В неслыханном военно-промышленном соревновании Урал и Сибирь побеждали Силезию и Рур. Это было чудо, чудо войны, свершенное трудовым людом под руководством коммунистов.
Уральцы и работали и дрались хорошо. Уральские воинские соединения становились гвардейскими, награждались орденами. В первые же месяцы войны широкую известность среди трудящихся Урала получила Третья гвардейская дивизия; затем — Двадцать вторая… Уходит на фронт Добровольческий танковый корпус, снаряженный, укомплектованный целиком тружениками трех уральских областей — Свердловской, Челябинской, Пермской, и после первой боевой операции на знаменитой Курско-Орловской дуге также получает высокое звание гвардейского.
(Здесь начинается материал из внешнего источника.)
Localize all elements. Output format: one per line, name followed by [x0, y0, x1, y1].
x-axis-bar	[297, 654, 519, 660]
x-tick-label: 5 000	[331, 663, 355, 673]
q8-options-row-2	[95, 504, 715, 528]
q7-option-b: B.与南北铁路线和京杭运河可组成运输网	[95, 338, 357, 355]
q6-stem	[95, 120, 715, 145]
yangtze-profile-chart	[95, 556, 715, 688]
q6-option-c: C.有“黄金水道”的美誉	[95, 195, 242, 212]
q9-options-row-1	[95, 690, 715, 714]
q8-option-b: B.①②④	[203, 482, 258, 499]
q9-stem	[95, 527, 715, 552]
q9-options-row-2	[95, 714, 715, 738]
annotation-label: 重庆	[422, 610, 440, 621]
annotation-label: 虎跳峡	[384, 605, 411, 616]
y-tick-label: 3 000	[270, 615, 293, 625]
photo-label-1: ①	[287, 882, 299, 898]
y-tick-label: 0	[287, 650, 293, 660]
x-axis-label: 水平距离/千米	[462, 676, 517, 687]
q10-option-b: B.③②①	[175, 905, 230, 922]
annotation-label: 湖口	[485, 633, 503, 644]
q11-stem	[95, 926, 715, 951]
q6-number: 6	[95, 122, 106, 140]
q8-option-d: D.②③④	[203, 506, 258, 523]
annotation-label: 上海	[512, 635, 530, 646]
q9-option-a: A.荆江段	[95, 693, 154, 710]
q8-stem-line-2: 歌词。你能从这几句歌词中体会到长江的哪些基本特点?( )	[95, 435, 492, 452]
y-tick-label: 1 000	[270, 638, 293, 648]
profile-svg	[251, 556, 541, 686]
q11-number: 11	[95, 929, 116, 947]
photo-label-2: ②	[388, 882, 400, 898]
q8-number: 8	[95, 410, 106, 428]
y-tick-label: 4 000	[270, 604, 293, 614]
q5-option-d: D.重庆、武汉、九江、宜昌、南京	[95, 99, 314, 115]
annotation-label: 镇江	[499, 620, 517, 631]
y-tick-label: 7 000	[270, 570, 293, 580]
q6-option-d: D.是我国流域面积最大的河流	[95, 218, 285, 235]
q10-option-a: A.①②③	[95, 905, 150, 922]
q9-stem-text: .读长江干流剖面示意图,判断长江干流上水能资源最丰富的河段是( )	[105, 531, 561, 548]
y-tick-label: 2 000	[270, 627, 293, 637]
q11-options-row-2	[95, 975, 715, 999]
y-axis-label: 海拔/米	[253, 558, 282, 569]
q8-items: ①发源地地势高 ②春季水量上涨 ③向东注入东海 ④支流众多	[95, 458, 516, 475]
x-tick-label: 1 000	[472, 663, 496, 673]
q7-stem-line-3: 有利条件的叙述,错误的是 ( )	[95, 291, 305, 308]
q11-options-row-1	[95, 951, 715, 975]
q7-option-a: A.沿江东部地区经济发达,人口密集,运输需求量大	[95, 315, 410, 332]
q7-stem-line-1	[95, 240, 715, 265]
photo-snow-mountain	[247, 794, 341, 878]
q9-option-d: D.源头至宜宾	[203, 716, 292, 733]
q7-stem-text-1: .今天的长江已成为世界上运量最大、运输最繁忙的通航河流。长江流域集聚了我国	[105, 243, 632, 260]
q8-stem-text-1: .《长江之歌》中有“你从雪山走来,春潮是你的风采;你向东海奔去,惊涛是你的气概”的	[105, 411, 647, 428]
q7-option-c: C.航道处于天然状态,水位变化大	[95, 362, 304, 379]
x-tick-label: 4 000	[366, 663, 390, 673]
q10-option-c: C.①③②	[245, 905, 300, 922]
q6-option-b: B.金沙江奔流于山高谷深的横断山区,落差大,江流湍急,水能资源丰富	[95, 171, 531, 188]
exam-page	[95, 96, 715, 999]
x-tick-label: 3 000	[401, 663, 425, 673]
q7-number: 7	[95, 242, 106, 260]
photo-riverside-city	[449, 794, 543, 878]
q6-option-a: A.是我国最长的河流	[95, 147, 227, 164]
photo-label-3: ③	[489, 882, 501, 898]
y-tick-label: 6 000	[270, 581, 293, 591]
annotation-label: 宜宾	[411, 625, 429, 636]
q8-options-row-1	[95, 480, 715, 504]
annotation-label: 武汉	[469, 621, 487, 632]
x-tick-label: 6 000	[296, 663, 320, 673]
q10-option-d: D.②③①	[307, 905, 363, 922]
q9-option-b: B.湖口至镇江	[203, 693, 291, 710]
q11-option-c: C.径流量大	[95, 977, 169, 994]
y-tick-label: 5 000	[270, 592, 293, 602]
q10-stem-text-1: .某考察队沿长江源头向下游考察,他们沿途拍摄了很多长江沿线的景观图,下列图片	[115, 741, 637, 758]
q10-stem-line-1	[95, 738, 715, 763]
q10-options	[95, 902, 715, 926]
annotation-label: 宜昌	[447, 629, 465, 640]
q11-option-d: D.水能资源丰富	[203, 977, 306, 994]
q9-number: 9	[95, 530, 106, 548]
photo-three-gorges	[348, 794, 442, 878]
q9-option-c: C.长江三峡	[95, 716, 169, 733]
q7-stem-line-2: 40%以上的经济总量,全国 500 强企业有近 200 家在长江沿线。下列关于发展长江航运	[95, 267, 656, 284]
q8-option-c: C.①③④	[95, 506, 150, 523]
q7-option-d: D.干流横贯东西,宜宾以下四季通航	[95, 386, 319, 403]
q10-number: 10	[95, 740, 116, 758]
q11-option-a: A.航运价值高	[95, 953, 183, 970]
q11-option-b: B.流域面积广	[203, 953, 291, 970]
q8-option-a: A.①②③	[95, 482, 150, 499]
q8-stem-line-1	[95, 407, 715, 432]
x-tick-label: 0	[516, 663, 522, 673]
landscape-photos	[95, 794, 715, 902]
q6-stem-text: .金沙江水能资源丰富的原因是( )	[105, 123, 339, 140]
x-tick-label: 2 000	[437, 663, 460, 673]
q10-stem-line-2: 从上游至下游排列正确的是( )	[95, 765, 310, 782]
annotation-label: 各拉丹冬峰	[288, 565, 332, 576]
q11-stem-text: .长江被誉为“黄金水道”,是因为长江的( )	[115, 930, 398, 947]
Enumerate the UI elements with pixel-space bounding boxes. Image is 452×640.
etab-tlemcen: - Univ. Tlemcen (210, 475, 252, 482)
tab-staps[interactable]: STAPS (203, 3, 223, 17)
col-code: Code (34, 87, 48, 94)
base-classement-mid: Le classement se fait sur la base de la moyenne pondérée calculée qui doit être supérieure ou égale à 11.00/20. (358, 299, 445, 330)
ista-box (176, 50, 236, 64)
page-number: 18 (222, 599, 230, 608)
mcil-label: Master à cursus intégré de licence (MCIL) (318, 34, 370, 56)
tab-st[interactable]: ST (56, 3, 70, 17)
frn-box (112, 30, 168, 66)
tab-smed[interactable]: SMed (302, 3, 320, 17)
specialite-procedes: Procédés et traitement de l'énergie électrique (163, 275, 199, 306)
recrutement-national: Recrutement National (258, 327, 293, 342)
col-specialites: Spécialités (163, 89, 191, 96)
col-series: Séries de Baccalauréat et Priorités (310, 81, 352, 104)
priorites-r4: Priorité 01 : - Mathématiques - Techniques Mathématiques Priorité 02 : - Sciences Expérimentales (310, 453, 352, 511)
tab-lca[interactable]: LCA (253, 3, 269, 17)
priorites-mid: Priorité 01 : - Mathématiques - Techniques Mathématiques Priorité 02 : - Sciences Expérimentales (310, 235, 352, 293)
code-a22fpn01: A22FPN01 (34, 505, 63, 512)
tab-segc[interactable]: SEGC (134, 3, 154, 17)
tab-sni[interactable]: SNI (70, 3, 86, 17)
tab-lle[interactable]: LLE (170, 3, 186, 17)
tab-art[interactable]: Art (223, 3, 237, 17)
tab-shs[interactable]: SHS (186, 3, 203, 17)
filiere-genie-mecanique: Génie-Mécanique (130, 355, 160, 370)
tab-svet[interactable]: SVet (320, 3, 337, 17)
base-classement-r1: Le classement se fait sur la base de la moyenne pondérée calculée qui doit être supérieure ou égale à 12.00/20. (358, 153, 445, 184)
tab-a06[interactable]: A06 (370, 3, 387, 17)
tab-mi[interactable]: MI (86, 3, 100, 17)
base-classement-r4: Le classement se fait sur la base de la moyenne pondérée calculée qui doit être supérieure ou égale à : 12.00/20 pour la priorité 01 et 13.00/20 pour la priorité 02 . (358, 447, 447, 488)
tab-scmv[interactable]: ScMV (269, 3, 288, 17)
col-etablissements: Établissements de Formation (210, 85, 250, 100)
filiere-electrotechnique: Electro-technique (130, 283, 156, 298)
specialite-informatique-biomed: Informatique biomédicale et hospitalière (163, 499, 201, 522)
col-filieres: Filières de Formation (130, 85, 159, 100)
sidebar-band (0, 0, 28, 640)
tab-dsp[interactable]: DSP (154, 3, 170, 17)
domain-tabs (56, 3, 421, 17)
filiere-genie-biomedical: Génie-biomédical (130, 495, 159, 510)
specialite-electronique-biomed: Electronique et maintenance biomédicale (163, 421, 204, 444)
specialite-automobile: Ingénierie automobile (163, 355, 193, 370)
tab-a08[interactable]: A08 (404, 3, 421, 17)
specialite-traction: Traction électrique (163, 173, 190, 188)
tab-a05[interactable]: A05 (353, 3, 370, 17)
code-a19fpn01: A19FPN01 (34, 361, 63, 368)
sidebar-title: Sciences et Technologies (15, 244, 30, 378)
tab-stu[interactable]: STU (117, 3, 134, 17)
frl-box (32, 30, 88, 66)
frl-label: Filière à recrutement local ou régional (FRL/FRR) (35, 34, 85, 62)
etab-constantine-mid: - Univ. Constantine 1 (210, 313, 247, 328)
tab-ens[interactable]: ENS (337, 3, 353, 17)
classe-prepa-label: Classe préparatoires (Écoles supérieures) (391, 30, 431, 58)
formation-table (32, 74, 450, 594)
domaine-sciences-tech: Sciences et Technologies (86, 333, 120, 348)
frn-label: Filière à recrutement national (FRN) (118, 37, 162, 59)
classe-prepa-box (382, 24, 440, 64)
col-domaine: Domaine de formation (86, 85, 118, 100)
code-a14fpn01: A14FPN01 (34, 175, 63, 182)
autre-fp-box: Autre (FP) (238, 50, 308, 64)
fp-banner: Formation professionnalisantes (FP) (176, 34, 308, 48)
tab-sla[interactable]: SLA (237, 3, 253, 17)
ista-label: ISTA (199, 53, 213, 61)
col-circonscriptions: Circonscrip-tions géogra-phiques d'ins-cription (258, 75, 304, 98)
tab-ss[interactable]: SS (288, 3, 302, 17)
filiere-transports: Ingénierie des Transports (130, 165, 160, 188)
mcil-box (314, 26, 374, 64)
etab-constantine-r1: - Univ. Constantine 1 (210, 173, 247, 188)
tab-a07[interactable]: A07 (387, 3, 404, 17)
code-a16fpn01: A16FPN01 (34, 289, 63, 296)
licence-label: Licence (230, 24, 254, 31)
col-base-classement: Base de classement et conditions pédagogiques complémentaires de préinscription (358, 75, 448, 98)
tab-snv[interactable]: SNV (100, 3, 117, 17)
В бою под Ленинградом нижнетагильский слесарь Илья Шалунов, повторяя бессмертный подвиг одного из героев Бородина 1812 года, с оторванной рукой штурмует дзот врага… Герой зачислен навечно в списки своей части. И так же, как комсомолец Шалунов, идет в дни Орловской битвы на укрепления врага, под шквальным огнем неприятеля, уральская пехота…
Сколько городов прислали на Урал письма с изъявлениями благодарности за свое освобождение из гитлеровской неволи!
С течением времени имена героев и номера отличившихся частей приобретают такую же известность, как имена знаменитых сталеваров, фрезеровщиков, названия передовых заводов. Учреждаются переходящие знамена отличившихся частей. За обладание ими шла упорная борьба между предприятиями. Знамя получал тот, кто работал лучше.